いきなり剣が出てきたことに驚いた隙を見て男の腹に思いっきり殴りを入れる。
「ぐほっ!」
殴られた男は、白目をむいてその場で倒れる。
よし、この調子で勝ち残っていこう。
「狐の仮面の小僧ぉ! まだここに来るのは早いぜ」
またも、僕を獲物とした者が襲いかかってくる。
相手はハンマーを持ちあげ、僕目掛けて振り落とす。それを、ギリギリのところで躱す。
「舐めるなあああ!!」
叫びと共に男は振り終えたハンマーを再び僕めがけスイングするように振る。
ハンマーの重みに負けているな。これなら舞台から出して除外できるかも。
舞台の端に誘導しようと、行動をとったその瞬間、
「穿て≪フレイムアローズダウン≫!」
空に魔方陣が浮かび上がり、中から炎の矢が大量に舞台中に落下してきた。
「おっと」
こちらの方に落下してきた矢は、小さい動きでよけ、僕を襲ってきた男は見事に矢の餌食になった。
上級魔法か、やっぱり上級魔術師が居たな。
【おっとおお! これはまさかの急展開!!! 始まってそうそう出場者が多数脱落したぞ!! 残りは二人! もう決着がつくのかああ!】
「チッ! 残った奴がいるとはな。俺の炎をよけれたのには褒めてやる」
上級魔法を放った本人らしき赤髪の男が僕に向かって話してきた。
赤髪のその男に僕は見覚えがあった。
忘れはしない。あの日、あの夜、父さん――いやハリスに命じられて僕を殺そうとした刺客の一人だった。
そうか、あんたも出場してたのか。
知らぬまに僕は高揚感に包まれていた。
ハリスの前にあんたにも借りを返しとかないとと思っていたんだ。丁度いい。
「チッ、いいぜ。お前のその殺気に満ちたオーラ、やっぱそうこなくっちゃな! ≪ファイヤーボールズ≫」
男がそう叫ぶと以前と同じ、赤い炎が複数打ち出された。
炎は全部で五つ、全てが僕めがけてとんでくる。
それを僕はいとも簡単にひらりとかわす。
「チッ、これをよけるか。

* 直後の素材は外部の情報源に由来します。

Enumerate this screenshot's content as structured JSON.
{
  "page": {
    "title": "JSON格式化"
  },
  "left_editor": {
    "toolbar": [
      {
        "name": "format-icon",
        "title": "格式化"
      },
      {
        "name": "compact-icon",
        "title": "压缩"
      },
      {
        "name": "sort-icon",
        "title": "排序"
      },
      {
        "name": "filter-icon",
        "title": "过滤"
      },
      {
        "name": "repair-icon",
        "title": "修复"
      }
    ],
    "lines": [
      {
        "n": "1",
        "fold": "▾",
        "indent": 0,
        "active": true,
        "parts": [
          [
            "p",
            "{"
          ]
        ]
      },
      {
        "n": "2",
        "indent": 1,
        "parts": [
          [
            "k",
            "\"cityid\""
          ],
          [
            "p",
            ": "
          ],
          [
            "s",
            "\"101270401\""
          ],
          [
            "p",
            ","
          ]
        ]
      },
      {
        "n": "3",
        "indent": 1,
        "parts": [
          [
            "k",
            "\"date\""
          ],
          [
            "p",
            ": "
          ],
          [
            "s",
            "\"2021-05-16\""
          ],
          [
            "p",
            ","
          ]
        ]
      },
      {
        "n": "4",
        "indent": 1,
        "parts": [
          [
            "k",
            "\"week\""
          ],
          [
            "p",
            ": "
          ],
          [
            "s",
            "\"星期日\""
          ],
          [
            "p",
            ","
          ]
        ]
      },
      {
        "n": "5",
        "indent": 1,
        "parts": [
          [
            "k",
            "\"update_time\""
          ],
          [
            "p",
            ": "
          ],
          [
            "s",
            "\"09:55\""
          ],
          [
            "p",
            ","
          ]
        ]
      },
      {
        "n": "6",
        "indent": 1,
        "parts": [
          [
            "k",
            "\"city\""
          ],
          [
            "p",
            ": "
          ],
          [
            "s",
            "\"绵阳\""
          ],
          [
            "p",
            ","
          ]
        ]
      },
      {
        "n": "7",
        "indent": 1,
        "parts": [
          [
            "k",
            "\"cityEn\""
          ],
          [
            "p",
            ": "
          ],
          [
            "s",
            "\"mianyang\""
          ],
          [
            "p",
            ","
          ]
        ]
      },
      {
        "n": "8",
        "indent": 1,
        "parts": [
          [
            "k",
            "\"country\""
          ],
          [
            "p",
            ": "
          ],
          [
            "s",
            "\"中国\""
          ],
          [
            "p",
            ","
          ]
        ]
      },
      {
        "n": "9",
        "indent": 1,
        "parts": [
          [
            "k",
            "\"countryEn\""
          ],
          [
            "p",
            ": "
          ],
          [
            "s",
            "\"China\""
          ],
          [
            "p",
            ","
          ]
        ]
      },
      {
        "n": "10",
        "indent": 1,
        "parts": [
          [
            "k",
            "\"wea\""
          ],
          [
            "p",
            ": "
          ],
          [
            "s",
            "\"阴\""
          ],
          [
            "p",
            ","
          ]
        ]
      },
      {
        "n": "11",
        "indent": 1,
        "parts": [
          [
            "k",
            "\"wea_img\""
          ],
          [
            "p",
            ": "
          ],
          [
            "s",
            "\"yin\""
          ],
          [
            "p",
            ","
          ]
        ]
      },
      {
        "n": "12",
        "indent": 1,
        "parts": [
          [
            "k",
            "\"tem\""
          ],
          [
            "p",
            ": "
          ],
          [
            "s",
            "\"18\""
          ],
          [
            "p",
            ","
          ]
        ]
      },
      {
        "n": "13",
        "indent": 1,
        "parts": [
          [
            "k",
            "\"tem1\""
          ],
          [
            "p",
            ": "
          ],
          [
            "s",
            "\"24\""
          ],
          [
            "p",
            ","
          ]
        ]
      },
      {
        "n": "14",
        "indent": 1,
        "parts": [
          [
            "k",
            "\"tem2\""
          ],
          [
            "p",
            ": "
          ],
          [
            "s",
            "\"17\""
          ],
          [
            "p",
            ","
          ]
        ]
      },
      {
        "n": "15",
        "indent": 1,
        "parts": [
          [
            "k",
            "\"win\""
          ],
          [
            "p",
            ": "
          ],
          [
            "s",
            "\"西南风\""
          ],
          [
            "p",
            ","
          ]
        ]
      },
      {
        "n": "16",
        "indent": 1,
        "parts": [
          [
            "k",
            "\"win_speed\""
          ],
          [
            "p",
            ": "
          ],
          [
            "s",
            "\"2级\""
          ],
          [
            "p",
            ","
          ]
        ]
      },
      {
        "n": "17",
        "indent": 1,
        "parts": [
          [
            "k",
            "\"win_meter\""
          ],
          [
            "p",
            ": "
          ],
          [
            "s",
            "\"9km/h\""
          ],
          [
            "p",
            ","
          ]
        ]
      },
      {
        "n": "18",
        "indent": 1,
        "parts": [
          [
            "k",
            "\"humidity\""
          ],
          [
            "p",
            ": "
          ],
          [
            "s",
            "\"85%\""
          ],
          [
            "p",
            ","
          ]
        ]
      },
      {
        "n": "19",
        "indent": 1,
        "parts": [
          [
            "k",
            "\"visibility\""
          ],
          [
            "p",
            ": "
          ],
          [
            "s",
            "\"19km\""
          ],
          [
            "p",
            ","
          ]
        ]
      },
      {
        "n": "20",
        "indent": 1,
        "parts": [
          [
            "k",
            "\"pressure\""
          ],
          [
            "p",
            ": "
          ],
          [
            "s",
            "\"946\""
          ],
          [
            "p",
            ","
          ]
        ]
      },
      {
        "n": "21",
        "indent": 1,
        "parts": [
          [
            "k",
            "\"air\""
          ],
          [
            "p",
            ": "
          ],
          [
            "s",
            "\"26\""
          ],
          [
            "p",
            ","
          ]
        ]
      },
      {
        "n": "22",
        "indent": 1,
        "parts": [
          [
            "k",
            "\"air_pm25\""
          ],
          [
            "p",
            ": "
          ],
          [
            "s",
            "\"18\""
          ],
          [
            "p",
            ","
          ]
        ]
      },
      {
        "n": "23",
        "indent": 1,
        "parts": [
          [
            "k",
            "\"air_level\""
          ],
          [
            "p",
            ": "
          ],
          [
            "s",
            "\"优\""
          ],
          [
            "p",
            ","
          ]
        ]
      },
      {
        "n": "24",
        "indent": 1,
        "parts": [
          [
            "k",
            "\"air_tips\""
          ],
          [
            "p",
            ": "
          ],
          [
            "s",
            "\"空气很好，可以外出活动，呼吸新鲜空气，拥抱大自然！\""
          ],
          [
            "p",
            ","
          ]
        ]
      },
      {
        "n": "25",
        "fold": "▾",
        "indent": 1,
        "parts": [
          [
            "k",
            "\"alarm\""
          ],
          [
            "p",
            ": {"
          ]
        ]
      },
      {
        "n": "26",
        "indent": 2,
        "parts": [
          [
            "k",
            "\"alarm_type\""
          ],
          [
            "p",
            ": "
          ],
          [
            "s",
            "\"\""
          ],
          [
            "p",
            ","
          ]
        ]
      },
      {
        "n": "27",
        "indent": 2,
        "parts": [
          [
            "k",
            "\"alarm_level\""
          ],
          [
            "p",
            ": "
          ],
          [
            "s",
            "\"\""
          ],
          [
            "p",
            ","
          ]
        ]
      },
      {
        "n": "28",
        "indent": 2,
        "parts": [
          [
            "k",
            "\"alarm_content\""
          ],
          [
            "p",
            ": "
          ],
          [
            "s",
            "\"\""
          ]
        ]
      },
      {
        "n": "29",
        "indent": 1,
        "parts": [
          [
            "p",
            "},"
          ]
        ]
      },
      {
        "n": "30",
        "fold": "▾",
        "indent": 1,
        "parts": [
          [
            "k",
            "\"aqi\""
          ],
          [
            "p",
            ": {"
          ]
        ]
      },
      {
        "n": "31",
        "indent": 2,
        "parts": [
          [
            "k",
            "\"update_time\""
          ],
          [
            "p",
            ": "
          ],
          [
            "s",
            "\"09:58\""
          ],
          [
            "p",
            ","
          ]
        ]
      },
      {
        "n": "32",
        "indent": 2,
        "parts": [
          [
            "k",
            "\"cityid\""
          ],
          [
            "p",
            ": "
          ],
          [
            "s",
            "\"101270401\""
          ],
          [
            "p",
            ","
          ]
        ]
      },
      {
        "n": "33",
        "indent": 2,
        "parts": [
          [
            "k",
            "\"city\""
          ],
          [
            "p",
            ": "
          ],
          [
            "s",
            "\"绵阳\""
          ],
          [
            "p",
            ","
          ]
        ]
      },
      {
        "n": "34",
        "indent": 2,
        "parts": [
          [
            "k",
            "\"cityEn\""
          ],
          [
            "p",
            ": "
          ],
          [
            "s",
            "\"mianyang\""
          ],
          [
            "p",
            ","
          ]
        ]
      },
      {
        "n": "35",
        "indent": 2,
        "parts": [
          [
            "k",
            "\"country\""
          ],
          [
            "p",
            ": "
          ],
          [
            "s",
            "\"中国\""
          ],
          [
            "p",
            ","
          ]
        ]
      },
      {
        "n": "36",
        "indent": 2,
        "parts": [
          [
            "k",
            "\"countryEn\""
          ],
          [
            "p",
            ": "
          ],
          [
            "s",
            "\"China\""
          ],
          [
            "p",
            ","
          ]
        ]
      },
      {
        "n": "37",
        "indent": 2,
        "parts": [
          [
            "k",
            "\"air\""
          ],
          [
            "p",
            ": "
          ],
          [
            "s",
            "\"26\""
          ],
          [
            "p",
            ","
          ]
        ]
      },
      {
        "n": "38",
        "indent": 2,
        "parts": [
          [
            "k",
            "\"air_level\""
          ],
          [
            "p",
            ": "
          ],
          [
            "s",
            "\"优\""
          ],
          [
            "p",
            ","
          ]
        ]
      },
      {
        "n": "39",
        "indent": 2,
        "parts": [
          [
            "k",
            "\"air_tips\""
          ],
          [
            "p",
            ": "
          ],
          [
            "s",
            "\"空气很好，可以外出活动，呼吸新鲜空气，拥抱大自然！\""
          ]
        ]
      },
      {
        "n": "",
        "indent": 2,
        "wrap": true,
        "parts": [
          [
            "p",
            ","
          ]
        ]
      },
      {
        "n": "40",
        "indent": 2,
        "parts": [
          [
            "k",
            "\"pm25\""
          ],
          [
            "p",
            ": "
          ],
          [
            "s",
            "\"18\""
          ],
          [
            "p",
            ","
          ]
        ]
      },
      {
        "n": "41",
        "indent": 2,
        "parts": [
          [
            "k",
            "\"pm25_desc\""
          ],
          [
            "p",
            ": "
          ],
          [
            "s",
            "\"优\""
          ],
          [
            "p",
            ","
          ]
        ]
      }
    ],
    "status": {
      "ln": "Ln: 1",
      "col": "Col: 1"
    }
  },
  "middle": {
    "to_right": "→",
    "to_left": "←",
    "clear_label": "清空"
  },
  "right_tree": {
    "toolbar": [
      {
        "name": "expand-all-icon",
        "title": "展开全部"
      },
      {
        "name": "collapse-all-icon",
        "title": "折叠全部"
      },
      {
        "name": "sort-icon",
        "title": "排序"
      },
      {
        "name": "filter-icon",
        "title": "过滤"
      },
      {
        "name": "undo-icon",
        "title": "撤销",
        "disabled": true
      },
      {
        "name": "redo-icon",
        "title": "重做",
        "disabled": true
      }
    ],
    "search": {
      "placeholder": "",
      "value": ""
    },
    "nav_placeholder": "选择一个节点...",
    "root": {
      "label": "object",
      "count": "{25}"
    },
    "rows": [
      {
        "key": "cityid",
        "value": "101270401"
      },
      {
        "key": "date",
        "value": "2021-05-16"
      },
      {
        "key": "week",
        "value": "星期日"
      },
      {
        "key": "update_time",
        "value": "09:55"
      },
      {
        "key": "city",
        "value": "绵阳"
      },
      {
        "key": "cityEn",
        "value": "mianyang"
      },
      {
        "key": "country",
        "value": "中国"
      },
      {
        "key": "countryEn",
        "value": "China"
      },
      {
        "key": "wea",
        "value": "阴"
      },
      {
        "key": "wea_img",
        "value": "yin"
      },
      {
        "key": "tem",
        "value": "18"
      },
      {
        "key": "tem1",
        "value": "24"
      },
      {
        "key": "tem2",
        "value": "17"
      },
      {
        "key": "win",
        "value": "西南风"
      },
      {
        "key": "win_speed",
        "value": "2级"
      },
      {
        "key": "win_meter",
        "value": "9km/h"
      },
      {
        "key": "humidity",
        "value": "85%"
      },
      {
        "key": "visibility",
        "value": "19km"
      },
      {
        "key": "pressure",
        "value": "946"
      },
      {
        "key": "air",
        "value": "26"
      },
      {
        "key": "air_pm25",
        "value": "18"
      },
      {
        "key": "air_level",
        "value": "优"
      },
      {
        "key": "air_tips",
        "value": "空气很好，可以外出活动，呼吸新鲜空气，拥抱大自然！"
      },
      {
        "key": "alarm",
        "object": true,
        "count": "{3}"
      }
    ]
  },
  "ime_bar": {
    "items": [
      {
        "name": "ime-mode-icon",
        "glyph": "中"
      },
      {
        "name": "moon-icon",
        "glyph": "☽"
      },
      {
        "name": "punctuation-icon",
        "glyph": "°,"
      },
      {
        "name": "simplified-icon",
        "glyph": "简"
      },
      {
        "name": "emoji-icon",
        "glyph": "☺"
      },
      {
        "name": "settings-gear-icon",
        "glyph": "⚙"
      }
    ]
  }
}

ならば――」
赤髪の男は魔力を集中させ、不敵な笑を浮かべ叫んだ。
「上級魔法≪ヘルファイヤー≫!!!」
赤髪のとこの手からは、今までの炎よりも比べ物にならないほどの大きさと熱を帯びた業火が放たれた。
しかし、僕はその場を一歩たりとも動ごかなかった。
着弾と同時に会場を震わせるほどの轟音と爆風が舞台を包んだ。
「カッ、どうよ? まあアーガスの分家は伊達じゃないということだな」
男は勝利を確信した顔で叫ぶ。
僕のいる舞台は今だ、土煙と熱気に包まれている。
しばらく静寂だったその場から声が聞こえた。
「昔の炎から進歩していないな。ねえ、ウルグラ=ハイク」
土煙が薄まったそこに狐の仮面を被った全く無傷の僕がいた。その手には、青色に光らせた片手直剣を持って。